The Stock Market Game for Traders

The Stock Market Game for Traders

Here is a stock market game that Danny Merkel @ChartingTrends shared on Twitter this year. 

This is a card game that simulates the importance of position size and trading through sequences of wins and losses.

All you need is a deck of cards. 

You will use all of the twelve face cards, two jokers, three of the 2 numbered cards, two of the 3 numbered cards, and one each of the 4, 5, and 9 numbered cards for a total of twenty two cards to be used in the game. 

Players will then decide how much they want to bet on each card drawn from the deck of cards remaining in the game. For example if you start to play with an imaginary $100 in your simulated trading account you can bet $1 for 1% of your capital, $2 for 2% of your capital, etc. This is a quick and easy way to understand the importance of position sizing and stop losses in trading. 

The card you draw from the deck determines the outcome of your imaginary trade. 

Face cards = Lose whatever you bet. (Bet $1 lose -$1)

Joker = Lose 5x your bet. (Bet $1 lose -$5)

2 = Win double whatever you bet (Bet $1 win $2)

3 = Win triple your bet. (Bet $1 win $3)

4 = Win quadruple your bet. (Bet $1 win $4)

5 = Win 5X your bet. (Bet $1 win $5)

9 = Win 9X your bet. (Bet $1 win $9)

The Stock Market Game for Traders

You need to only use the cards shown in the above photo, and all of the other cards are discarded. Once a card is drawn, it should be added back to the deck and reshuffled. Like with trading, each card is unique and the past doesn’t affect the future.

There is no limit for how many people can play. Each player would bet a certain amount of chips and a dealer would draw a card from the deck. If the card is a loser, all of the chips would go to the dealer. If the card is a winner, the dealer would pay out the players.

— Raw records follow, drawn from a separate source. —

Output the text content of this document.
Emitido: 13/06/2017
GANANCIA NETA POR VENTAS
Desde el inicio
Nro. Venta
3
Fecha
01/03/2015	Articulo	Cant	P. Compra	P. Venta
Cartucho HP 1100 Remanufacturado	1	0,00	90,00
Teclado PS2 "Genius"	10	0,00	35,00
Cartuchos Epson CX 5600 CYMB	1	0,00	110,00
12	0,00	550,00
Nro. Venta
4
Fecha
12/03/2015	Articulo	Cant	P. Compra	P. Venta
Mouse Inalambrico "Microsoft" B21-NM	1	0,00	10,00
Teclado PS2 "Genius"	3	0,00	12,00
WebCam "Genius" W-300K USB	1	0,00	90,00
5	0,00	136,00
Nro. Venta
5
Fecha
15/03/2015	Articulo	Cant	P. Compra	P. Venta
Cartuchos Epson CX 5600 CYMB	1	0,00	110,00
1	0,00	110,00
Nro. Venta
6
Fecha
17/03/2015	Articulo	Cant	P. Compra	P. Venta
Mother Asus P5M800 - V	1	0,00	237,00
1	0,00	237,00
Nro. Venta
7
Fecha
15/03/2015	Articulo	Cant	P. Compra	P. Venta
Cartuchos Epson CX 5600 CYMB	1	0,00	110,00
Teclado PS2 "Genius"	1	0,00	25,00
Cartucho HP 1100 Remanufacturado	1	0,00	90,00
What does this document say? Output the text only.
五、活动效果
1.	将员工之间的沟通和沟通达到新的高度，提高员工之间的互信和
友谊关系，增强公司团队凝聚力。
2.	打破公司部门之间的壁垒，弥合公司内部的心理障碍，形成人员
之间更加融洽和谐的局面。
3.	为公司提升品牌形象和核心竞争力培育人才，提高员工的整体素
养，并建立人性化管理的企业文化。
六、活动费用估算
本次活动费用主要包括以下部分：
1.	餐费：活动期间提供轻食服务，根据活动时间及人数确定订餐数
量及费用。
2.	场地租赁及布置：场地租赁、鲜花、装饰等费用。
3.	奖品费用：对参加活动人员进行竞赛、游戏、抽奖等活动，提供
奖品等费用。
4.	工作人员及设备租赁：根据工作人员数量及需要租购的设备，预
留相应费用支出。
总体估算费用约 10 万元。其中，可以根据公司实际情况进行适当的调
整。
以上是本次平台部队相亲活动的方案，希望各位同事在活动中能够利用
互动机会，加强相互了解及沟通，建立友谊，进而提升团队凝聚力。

The highest winning card in the game is a 9. Trend followers and option traders will occasionally experience 9R winners. This is what happens when they let a winner run and it’s what pays for all of the small losses. This is why it is so important to maintain a good risk/reward ratio in trading. The biggest losing trade is the joker for a five times loss of the bet. This can happen at times when a market gaps down dramatically against an open position where a stop loss can’t get a trader out fast enough. This shows why position size is so important when a market moves against you too fast and you can’t get out on a gap in price due to news or an earnings announcement. 

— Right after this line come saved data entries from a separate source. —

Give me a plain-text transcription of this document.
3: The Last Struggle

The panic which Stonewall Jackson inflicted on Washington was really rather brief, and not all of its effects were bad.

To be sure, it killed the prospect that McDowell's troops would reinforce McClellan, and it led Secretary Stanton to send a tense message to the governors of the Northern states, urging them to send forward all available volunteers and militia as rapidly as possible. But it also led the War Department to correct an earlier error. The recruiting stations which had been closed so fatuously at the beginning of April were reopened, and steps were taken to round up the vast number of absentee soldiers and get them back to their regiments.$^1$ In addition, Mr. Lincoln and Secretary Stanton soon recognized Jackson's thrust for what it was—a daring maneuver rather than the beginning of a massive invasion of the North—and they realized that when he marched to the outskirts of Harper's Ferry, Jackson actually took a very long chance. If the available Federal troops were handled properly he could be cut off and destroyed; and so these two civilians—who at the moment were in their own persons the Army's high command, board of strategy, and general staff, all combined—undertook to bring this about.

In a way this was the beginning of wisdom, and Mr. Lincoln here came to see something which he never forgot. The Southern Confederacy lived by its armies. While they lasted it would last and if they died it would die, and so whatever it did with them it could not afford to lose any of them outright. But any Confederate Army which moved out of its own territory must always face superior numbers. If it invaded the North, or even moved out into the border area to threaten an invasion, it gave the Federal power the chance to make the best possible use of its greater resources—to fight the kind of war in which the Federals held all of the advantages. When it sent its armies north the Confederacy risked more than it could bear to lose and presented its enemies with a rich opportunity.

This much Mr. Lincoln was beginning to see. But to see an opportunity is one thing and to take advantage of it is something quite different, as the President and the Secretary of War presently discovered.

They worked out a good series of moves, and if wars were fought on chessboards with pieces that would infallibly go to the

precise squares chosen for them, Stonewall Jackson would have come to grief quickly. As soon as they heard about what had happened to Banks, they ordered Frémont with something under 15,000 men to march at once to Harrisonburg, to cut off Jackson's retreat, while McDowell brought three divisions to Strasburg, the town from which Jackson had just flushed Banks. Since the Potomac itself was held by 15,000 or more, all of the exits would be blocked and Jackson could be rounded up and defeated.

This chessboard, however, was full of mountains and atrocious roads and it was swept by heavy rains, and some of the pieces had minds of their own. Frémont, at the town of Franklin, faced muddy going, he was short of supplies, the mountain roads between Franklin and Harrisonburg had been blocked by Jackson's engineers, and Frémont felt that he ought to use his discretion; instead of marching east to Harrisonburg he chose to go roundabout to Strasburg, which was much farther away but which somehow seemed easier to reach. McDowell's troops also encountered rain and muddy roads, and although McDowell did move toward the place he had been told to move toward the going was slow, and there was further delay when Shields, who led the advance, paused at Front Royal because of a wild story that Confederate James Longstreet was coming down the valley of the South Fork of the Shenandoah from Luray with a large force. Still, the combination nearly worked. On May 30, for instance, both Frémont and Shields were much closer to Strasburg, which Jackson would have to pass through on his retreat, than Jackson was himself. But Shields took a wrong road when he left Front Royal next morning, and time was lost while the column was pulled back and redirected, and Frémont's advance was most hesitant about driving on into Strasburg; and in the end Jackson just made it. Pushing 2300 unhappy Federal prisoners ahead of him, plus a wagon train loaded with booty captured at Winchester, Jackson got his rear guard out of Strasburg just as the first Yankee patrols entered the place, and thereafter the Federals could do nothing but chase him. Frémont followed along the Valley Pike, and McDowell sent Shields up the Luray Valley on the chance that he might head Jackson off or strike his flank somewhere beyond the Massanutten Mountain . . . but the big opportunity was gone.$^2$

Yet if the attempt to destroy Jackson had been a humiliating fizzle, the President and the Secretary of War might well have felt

This trading card game is an example of a positive expectancy model. 

  • Average Win = 3.75 of risked amount.
  • Average loss = 1.5 of risked amount
  • Win rate = 8/22 = 36.36%
  • Loss rate = 14/22 = 63.63%

There is a positive expectancy with this system’s outcomes and on average you win 0.40 of amount risked per trade.

When shuffled, the entire system is profitable and has a positive expectancy, but with only 36% winning trades, if you bet too much, you will eventually go bankrupt.

Just like in trend trading with a similar low win-rate, severe losing streaks are inevitable. For example, based on a simulation of 10,000 trades with cards, it is likely that you’ll get 23 consecutive losing cards in a row at some point, which means that you’ll eventually go bankrupt if your bet size is too large. Position sizing is the key to this game just like in trading the stock market. 

This game is very similar to Van Tharp’s marble game where he teaches traders the importance of position sizing and how two traders can have very different results even with the same trade outcomes in the same sequence if one is trading too big and the other is trading with risk management as a major consideration to avoid the risk of ruin.